Again, we keep mentioning it but it’s the very foundation that the series is built upon: DuckTales is about family. It’s a running theme that whenever the McDucks act outside the family as individuals is when they get into trouble. Scrooge built the Spear of Selene… alone. Della ventured out into space… alone. Scrooge efforts to find Della… alone. Dewey tries to solve the mystery… kinda alone (with Webby but sans his brothers). And, now, Scrooge is left to stew over his heartbreak and self-pity… alone. He’s only left with Beakley’s lasting words of “I hope you’re happy” echoing through his mind… with him resolutely and tearfully responding “I am.”*****
As amazing as Scrooge is, he’s not going to fix this one on his own. He already tried that and failed miserably. It’s going to take a full, extended McDuck family effort. To find Della it’s going to take Scrooge, Donald, Huey, Dewey, Louie, Webby, Beakley, and even Launchpad. They’d do well to use the super powers of Gizmoduck and primordial Duckworth as well. And… I wouldn’t be surprised if a rehabilitated and fully restored Lena adds a magical hand to the proceedings. We know Magica’s return is looming and will serve as the climactic capper to the season but the return of Della is the dramatic stroke the entire series hinges on.
(*) It’s fitting that Donald stayed behind to fix his damaged boat. All season (as well as ten-years-ago) Donald has been then one firmly grounded in reality and acting responsibly. While Scrooge has been able to temporarily get past his heartbreak, Donald has not.
(**) Monacrow is a “foul” stand-in for real life locale, Monaco.
(***) This is a winking nod to the literary device known as a “macguffin.” Just as their whole trip is, a macguffin is a means to trigger the plot. In fact, the Maltese Falcon is the macguffin to its eponymous story.
(****) Eschewing safety in favour of adventure is, perhaps, both Scrooge’s greatest strength and weakness. His confidence in nothing bad ever happening also falls into that category. It’s even a point of contention between him and Beakley in this very episode. It’s also what spurred Scrooge in helping Della realize her dream of going to space.
(*****) That shot of Scrooge slumped over in his chair, with gritted beak is an ode to the image of him from his very first appearance in the Donald Duck comic, "Christmas on Bear Mountain." This is also a reminder that Scrooge is, in fact, a "Scrooge." At his worst, he's a cantankerous and miserly curmudgeon.
While getting excited for E.X.C.E.S.S., Huey, Webby, and Launchpad evoke the show’s theme song with their recital of “racers,” “lasers,” “aeroplanes?”

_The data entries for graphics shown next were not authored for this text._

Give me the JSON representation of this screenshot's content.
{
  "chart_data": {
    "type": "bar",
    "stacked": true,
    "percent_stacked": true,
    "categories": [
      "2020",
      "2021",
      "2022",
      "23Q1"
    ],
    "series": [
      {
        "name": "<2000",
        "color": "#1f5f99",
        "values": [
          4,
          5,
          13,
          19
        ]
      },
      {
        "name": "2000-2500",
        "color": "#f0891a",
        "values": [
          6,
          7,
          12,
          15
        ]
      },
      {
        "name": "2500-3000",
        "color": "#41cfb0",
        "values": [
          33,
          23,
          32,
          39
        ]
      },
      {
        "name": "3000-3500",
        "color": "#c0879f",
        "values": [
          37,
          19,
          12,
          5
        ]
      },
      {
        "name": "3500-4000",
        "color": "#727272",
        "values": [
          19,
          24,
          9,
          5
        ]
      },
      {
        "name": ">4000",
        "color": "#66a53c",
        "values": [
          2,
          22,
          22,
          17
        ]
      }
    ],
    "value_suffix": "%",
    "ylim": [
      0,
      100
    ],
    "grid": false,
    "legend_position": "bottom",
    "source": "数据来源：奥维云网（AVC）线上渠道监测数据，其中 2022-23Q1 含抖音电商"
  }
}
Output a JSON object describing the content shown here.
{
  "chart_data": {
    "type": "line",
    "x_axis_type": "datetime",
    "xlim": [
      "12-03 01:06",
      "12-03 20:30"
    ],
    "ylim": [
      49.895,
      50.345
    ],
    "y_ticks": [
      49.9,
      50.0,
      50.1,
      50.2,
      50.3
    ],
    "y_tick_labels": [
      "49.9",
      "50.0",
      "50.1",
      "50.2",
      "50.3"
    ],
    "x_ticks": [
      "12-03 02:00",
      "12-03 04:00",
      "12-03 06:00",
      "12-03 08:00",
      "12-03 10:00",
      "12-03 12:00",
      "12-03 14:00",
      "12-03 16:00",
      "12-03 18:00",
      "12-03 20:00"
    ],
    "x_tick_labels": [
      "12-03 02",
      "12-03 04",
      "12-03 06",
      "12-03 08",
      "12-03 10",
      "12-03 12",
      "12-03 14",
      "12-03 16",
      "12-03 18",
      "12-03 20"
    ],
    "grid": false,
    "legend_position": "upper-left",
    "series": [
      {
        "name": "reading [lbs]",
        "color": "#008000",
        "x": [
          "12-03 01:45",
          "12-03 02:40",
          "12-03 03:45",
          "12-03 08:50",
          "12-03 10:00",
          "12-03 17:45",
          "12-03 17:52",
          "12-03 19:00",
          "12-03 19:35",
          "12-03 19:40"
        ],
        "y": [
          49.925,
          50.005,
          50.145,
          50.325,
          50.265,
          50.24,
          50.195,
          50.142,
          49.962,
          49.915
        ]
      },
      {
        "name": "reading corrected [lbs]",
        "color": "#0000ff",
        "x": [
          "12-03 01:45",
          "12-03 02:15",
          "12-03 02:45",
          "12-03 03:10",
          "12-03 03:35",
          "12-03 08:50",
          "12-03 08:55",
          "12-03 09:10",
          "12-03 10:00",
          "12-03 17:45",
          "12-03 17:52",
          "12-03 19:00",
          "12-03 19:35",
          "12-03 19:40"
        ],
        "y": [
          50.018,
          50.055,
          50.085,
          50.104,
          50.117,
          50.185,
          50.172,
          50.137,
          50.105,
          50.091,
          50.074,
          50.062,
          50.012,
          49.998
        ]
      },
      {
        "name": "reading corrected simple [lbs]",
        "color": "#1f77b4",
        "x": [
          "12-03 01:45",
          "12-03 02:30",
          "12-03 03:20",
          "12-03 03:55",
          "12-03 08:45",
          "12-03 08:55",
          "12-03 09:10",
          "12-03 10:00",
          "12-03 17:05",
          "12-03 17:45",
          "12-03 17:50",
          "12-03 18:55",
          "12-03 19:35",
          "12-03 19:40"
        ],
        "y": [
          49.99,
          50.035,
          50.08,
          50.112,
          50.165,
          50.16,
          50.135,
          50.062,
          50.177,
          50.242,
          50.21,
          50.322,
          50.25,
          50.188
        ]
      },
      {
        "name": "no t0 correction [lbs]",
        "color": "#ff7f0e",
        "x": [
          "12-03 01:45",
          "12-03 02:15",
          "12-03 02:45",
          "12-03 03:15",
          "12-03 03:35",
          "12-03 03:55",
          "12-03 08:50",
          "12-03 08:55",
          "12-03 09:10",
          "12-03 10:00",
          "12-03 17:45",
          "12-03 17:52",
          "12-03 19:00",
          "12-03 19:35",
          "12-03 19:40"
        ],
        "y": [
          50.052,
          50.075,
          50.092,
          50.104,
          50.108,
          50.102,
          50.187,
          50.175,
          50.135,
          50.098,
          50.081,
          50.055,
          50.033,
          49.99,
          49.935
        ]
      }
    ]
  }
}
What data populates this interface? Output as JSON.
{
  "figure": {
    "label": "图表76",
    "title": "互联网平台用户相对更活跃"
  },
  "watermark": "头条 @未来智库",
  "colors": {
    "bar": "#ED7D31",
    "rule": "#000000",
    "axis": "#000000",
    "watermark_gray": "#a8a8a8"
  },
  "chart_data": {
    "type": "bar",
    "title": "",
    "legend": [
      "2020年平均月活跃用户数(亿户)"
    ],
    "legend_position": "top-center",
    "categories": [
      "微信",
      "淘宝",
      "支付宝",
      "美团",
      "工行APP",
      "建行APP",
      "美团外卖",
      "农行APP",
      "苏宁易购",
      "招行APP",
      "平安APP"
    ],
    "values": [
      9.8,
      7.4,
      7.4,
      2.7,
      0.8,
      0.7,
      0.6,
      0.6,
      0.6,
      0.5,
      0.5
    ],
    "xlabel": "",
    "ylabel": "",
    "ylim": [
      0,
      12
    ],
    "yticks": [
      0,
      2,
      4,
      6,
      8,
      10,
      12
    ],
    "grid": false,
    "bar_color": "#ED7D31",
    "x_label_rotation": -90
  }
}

Beakley talking about “maxing and relaxing” is taken from the lyrics of the theme song from The Fresh Prince of Bel Aire – another show where a kid goes to live with his rich uncle.
The Sunchaser’s in-flight entertainment is the credits from Darkwing Duck on a loop.
I yada, yada’d over most of the shenanigans that occurred in the Sunchaser. It’s mainly necessary filler, threaded with blatant foreshadowing, before getting to the tragic reveal at episode’s end.
HOWEVER, the point where Huey pleads with Dewey to come back, saying “our family is amazing, we’re enough, let it go!” is brutal, especially considering Dewey immediately tosses the walkie talkie off the plane thereafter.